Reviews of young adult novels and the occasional middle grade, adult fantasy, or graphic novel. Plugging Canadian YA when possible. :)
Friday, March 24, 2017
Me on Strange the Dreamer
Title: Strange the Dreamer
Author: Laini Taylor
Release Date: March 28, 2017
Publisher: Little, Brown Books for Young Readers (Hachette Book Group imprint)
The dream chooses the dreamer, not the other way around— and Lazlo Strange, war orphan and junior librarian, has always feared that his dream chose poorly. Since he was five years old he's been obsessed with the mythic lost city of Weep, but it would take someone bolder than he to cross half the world in search of it. Then a stunning opportunity presents itself, in the person of a hero called the Godslayer and a band of legendary warriors, and he has to seize his chance to lose his dream forever. What happened in Weep two hundred years ago to cut it off from the rest of the world? What exactly did the Godslayer slay that went by the name of god? And what is the mysterious problem he now seeks help in solving? The answers await in Weep, but so do more mysteries—including the blue-skinned goddess who appears in Lazlo's dreams. How did he dream her before he knew she existed? And if all the gods are dead, why does she seem so real?
Strange the Dreamer is haunting, lingering. Lyrical and impossible. The journey of a lifetime for a dreamer such as Lazlo Strange, one he yearned for but never thought it would come true. Until it did.
Lazlo is lost and alone. Abandoned as an infant, raised in an abbey and a library, all he ever had was what he could dream. Something more than his life as an orphan. Something like his true name. But no one was there to tell it to him. And so he dreamed and he wondered, he wrote book after book of possibilities after reading book after book on the lost city called Weep. He knew something was there, something that stirred him up inside. but how would he ever find the chance to leave the library and find out the truth? He's curious and passionate, questioning, a definite romantic, but it leaves him blind. Who is Lazlo Strange?

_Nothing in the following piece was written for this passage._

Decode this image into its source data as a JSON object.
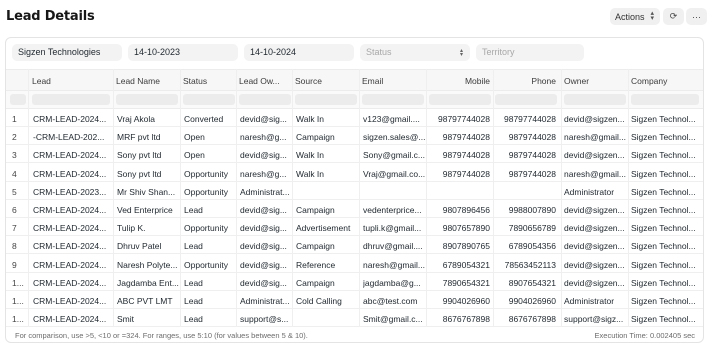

The city called Weep is a curious place. Covered in shadow and secret, in theft, in missing memories and haunted dreams. What is the truth behind what happened two hundred years ago when the city went quiet? Or what happened fifteen years ago when a name was ripped from everyone's minds? This is a city of ghosts, ghosts of loved ones and ghosts of love. Of gods, their desires, and what grows from them.
Reading this was like watching someone put a puzzle together. Seeing the pieces laid out, separate and unconnected. Lazlo, Thyon Nero, the Godslayer. The city called Weep. The blue-skinned goddess. Seeing the pieces come together, reveal the secrets and the truths lost and forgotten. While reading this I couldn't shake these overwhelming feelings. Sorrow and despair. Fear. A deep-seated craving for the truth, for a place to be. At the beginning I didn't know what would happen, and now at the end I can't wait to wonder what will happen next. I'm certain that fans of Laini Taylor's previous books will devour this.
(I received an advance copy of this title to review from Hachette Book Group Canada.)